図書館関係者から3本のレポート。出版関係から3本のレポート。計6本のレポートがありました。詳しい報告は後ほど、精査してから出すので、今回は速報ということで。

 

公共図書館の立場から、秋田県立図書館の山崎氏。まだ、公共図書館での導入はわずかに17館程度、今後も増えるかというと必ずしも、そうではないようだ。図書館員の関心は高いが、あまり前進はしていない。これは、公共図書館と電算システムに密接に関係しているらしい。

また、公共図書館の電子書籍化する上で、民と競合する必要はない。民が手を出しにくい分野こそ公共がすべきとのこと。

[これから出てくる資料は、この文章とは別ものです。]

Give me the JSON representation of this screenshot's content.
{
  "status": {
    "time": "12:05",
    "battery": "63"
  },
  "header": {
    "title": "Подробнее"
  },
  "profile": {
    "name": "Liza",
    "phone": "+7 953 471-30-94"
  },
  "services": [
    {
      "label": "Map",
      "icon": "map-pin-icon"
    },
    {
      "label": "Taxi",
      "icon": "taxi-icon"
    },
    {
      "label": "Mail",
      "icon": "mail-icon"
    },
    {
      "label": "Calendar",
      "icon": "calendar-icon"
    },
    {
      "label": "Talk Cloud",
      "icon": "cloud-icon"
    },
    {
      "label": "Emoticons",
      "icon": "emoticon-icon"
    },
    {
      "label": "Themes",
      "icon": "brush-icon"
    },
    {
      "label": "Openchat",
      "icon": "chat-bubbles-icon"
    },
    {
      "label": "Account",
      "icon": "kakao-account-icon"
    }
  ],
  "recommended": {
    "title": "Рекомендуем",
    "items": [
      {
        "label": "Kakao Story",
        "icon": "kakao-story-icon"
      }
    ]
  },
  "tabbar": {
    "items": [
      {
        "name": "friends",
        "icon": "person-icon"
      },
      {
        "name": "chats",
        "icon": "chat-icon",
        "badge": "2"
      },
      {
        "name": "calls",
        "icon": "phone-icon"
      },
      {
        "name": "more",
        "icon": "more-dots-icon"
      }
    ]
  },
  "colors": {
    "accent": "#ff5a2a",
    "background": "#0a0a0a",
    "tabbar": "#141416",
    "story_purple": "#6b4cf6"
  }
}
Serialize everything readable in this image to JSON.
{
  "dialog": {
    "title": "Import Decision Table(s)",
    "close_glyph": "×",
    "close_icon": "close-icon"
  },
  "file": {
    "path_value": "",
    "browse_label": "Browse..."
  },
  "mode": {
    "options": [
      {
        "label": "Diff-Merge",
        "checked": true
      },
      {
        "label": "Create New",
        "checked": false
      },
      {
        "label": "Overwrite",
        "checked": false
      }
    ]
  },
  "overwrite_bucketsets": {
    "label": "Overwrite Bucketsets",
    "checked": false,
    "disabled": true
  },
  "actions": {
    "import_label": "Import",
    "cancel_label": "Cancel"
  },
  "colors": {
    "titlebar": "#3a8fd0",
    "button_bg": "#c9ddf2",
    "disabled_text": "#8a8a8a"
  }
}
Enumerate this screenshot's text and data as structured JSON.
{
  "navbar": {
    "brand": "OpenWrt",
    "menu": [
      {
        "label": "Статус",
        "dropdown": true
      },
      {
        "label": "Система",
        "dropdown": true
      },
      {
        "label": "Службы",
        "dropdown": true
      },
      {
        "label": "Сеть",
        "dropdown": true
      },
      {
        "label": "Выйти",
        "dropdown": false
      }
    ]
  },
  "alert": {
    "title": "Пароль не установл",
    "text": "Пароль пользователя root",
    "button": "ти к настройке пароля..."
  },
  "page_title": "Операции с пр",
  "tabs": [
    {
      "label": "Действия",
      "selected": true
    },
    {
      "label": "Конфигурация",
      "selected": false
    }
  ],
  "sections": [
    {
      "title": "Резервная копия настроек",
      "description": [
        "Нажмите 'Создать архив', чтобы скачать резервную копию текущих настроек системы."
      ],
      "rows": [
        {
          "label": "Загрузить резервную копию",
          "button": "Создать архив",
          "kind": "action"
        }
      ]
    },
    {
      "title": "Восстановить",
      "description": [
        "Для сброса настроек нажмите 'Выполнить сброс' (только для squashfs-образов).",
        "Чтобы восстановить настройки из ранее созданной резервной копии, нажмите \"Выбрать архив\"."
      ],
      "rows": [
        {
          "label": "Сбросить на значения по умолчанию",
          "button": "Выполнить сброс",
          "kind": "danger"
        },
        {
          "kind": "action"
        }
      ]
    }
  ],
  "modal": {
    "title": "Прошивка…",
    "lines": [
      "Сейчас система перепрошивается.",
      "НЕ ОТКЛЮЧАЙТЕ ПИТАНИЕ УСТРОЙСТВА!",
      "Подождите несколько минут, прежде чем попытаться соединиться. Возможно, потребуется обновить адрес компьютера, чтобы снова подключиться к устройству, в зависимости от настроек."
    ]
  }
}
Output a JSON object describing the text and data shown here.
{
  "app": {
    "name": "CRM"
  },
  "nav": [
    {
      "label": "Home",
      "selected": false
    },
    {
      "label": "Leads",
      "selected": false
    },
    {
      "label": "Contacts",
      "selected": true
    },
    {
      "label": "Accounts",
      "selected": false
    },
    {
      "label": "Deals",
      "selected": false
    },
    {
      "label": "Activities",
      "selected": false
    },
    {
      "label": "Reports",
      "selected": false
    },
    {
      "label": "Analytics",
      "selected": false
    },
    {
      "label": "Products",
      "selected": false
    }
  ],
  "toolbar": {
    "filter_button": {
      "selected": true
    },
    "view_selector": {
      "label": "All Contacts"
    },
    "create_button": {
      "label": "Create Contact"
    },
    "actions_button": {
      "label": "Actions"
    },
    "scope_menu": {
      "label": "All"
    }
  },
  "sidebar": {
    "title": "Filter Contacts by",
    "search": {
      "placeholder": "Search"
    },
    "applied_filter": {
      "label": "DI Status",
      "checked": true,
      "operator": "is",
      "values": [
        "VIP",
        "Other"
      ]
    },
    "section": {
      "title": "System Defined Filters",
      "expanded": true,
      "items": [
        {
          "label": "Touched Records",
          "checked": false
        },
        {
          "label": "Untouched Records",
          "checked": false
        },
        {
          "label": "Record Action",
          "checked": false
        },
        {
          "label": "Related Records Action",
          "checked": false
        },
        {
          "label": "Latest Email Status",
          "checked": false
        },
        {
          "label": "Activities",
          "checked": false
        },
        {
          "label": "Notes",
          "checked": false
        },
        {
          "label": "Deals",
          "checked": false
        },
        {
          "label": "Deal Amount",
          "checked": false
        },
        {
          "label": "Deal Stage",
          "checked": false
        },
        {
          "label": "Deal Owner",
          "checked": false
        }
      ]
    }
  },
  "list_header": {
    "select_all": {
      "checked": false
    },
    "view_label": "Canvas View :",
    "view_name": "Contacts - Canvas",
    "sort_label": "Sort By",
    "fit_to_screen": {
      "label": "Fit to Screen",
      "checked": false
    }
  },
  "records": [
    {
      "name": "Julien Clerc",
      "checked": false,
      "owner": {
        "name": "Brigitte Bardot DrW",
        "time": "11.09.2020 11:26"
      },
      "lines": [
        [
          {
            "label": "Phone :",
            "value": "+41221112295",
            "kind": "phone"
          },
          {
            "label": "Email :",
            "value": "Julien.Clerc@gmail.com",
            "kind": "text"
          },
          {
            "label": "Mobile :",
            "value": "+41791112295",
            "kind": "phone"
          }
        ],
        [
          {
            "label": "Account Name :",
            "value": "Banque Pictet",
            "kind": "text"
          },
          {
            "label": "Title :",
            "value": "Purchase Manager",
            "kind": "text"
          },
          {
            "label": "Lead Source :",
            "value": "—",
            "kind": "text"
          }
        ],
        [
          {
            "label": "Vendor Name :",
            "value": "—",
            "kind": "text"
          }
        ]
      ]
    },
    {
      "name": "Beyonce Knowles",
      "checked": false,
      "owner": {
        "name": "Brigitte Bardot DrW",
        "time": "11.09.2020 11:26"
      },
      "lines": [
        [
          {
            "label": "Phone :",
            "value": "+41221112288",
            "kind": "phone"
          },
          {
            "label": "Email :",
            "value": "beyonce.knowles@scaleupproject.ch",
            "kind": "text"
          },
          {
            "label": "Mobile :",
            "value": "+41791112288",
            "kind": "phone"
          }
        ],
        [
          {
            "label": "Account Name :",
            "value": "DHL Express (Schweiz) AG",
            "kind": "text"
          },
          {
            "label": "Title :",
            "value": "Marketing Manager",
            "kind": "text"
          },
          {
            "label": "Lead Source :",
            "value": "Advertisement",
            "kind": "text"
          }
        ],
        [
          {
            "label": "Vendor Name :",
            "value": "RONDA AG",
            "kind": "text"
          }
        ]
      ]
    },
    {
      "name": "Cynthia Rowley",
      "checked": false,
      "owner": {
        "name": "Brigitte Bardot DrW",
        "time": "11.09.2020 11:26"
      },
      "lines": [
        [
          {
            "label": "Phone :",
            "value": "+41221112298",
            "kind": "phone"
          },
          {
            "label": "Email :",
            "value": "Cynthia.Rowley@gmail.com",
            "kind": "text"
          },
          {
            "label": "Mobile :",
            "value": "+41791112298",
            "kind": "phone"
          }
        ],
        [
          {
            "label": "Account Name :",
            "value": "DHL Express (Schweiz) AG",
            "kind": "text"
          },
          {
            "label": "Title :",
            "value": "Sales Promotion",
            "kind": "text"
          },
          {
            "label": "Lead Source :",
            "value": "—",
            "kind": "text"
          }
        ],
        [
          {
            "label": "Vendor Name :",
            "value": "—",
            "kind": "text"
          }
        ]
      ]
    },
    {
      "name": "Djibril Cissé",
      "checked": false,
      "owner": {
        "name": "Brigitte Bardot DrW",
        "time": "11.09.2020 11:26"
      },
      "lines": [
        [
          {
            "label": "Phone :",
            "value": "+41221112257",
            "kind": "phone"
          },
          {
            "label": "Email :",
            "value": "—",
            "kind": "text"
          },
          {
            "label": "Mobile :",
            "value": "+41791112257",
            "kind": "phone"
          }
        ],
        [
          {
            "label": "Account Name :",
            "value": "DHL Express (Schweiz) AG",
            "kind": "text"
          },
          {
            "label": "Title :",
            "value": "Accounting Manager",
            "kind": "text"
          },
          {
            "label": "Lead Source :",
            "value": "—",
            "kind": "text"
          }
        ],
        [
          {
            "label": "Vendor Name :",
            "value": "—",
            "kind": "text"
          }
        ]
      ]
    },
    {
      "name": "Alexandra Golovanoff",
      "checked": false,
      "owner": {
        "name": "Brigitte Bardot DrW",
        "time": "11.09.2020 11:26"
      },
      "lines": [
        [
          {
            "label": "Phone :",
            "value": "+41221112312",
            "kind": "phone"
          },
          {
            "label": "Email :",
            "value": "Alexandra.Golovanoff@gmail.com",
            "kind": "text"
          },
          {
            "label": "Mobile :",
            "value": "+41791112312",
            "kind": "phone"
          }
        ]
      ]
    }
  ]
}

さすがは、秋田県立図書館の電算システムを支えてきた山崎氏の発言は、説得に足るものだった。

 

続いて、大学図書館の立場から、筑波大学附属図書館の加藤氏。公共と異なり、大学図書館は意外と電子書籍化されているとのこと。ただし、内訳は、国内資料はわずかで、外国資料が圧倒的に、多いらしい。国内の資料については、供給ルートが図書館と個人で区別されていることなどや、電子書籍にする時の選定基準が曖昧なこと、また国外資料については、大手の系列以外はほとんど入手できないこと、契約条件の曖昧さなどを指摘されていた。

 

最後に総括的に、IRI代表理事の高山氏。電子書籍が出てきた以上、それに対しての、対応は不可避である。また、出版側も、図書館側も、電子書籍への対応により、業界や職能の構造改革が求められるとしている。

 

出版社からはダイヤモンド社の坪井氏。大月書店の中川氏。ともに、書籍がデジタル化されることへの、期待感を持ちつつも、図書館とのスタンスをどうとるかが、まだ決めきれないようだった。

 

最後に、著者の立場から、小松左京事務所の乙部氏。小松左京の「日本沈没」の原稿が偶然見つかったことから、電子化して、個人が所有するのではなく、図書館のような団体が保有することに価値を見いだした。

 

個人的には、もう少し、出版社サイドのラジカルな意見が聞けるのかと期待していたのだが、少々、残念な気がした。

 

それは、図書館と出版社がまだ、話し合いの場を持てていないことにも原因があるのかもしれない。